I'm not advocating against this PR! I'm just surprised that there is a performance improvement by going from Tuple{Any} to Tuple{Union{T,Missing}}. Given that neither is a a concrete type I would have thought that perf is similar between them. But clearly, that is not the case :)

I wonder how this looks for tuples with multiple elements? Maybe for a tuple with one element the compiler in some clever way just "removes" (whatever that might mean) the tuple wrapper and treats it as the element type, in which case all the small union optimizations might kick in, and that is why there is this perf improvement?

@nalimilan
Copy link
Member Author

I'm not advocating against this PR! I'm just surprised that there is a performance improvement by going from Tuple{Any} to Tuple{Union{T,Missing}}. Given that neither is a a concrete type I would have thought that perf is similar between them. But clearly, that is not the case :)
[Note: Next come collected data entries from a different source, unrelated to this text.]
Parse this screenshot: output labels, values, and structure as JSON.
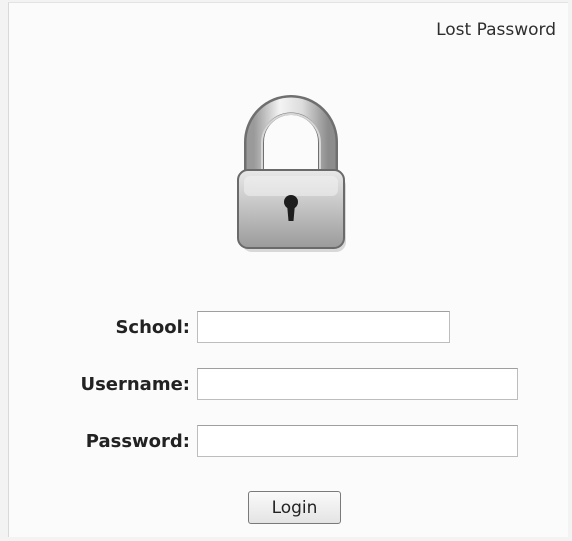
{
  "header": {
    "lost_password_link": "Lost Password"
  },
  "login_form": {
    "icon": "lock-icon",
    "school_label": "School:",
    "school_value": "",
    "username_label": "Username:",
    "username_value": "",
    "password_label": "Password:",
    "password_value": "",
    "login_button": "Login"
  }
}
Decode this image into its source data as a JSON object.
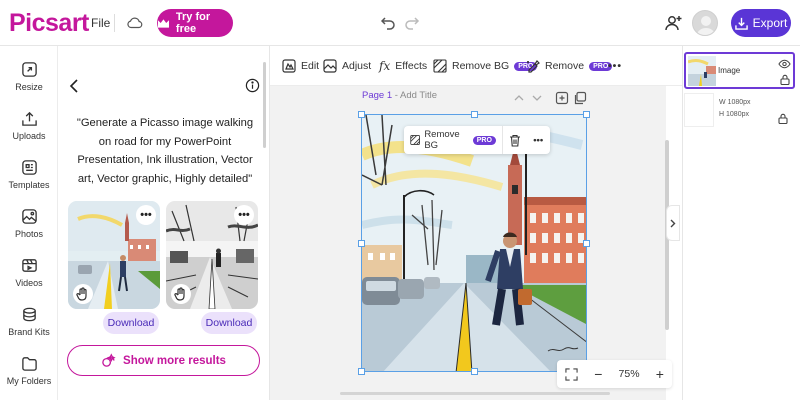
{
  "topbar": {
    "logo": "Picsart",
    "file_label": "File",
    "try_label": "Try for free",
    "export_label": "Export"
  },
  "rail": {
    "items": [
      {
        "label": "Resize",
        "icon": "resize-icon"
      },
      {
        "label": "Uploads",
        "icon": "upload-icon"
      },
      {
        "label": "Templates",
        "icon": "templates-icon"
      },
      {
        "label": "Photos",
        "icon": "photos-icon"
      },
      {
        "label": "Videos",
        "icon": "videos-icon"
      },
      {
        "label": "Brand Kits",
        "icon": "brand-kit-icon"
      },
      {
        "label": "My Folders",
        "icon": "folder-icon"
      }
    ]
  },
  "panel": {
    "prompt": "\"Generate a Picasso image walking on road for my PowerPoint Presentation, Ink illustration, Vector art, Vector graphic, Highly detailed\"",
    "results": [
      {
        "download_label": "Download",
        "menu": "•••"
      },
      {
        "download_label": "Download",
        "menu": "•••"
      }
    ],
    "more_label": "Show more results"
  },
  "toolbar": {
    "edit": "Edit",
    "adjust": "Adjust",
    "effects": "Effects",
    "remove_bg": "Remove BG",
    "remove": "Remove",
    "pro_badge": "PRO",
    "more": "•••"
  },
  "canvas": {
    "page_label": "Page 1",
    "page_sep": " - ",
    "add_title": "Add Title",
    "float_remove_bg": "Remove BG",
    "float_pro": "PRO",
    "float_more": "•••",
    "zoom": "75%"
  },
  "layers": {
    "layer1_label": "Image",
    "w_label": "W",
    "w_value": "1080px",
    "h_label": "H",
    "h_value": "1080px"
  },
  "colors": {
    "brand": "#c4179c",
    "accent": "#5a35d6",
    "pro": "#6d3ad6",
    "selection": "#5aa0e6"
  }
}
Looking at the generated code, it appears that knowing the type of the elements allows the compiler to use small-Union optimizations, which makes a big difference.

I wonder how this looks for tuples with multiple elements? Maybe for a tuple with one element the compiler in some clever way just "removes" (whatever that might mean) the tuple wrapper and treats it as the element type, in which case all the small union optimizations might kick in, and that is why there is this perf improvement?

I've just tested with a 4-tuple, and the performance difference is still there, even without heterogeneous types.

@vtjnash
Copy link
Member

vtjnash commented Feb 8, 2018

Tuple{Union{T,Missing}}} is already much more efficient than Tuple{Any}

Isn't that just a side-effect of map not giving Tuple{Any} (or Any) for this case, so it's expending extra work trying to narrow the type for a case that we don't optimize? (I had thought we were avoiding changing this based on the comment at #25553 (comment)). I get the best performance on that example above by removing that promote rule entirely (followed by going back to Tuple{Any}):

Base.promote_typejoin(::Type{Tuple{T}}, ::Type{Tuple{T}}) where {T} = T
Base.promote_typejoin(::Type{Tuple{T}}, ::Type{Tuple{S}}) where {T, S} = Any

@nalimilan
Copy link
Member Author

Interesting. I get this:

julia> Base.promote_typejoin(::Type{Tuple{T}}, ::Type{Tuple{T}}) where {T} = T

julia> Base.promote_typejoin(::Type{Tuple{T}}, ::Type{Tuple{S}}) where {T, S} = Any

julia> x = map(_ -> (rand(Bool) ? missing : 1,), 1:10_000); # ::Vector{Any}

julia> y = convert(Array{Tuple{Any}}, x);

julia> z = convert(Array{Tuple{Union{Int,Missing}}}, x);

julia> @btime map(identity, x);
  244.888 μs (5041 allocations: 235.11 KiB)

julia> @btime map(identity, y);
  40.441 μs (9 allocations: 156.48 KiB)

julia> @btime map(identity, z);
  34.031 μs (9 allocations: 156.48 KiB)

# And for a more complex operation involving a call
julia> @btime map(x -> sin(x[1]), x);
  1.504 ms (5039 allocations: 244.89 KiB)

julia> @btime map(x -> sin(x[1]), y);
  1.517 ms (5039 allocations: 244.89 KiB)

julia> @btime map(x -> sin(x[1]), z);
  306.159 μs (5039 allocations: 244.89 KiB)

So AFAICT the narrowest type still gives better performance, in particular when a function call is involved (I guess because of dynamic dispatch when the type isn't known statically).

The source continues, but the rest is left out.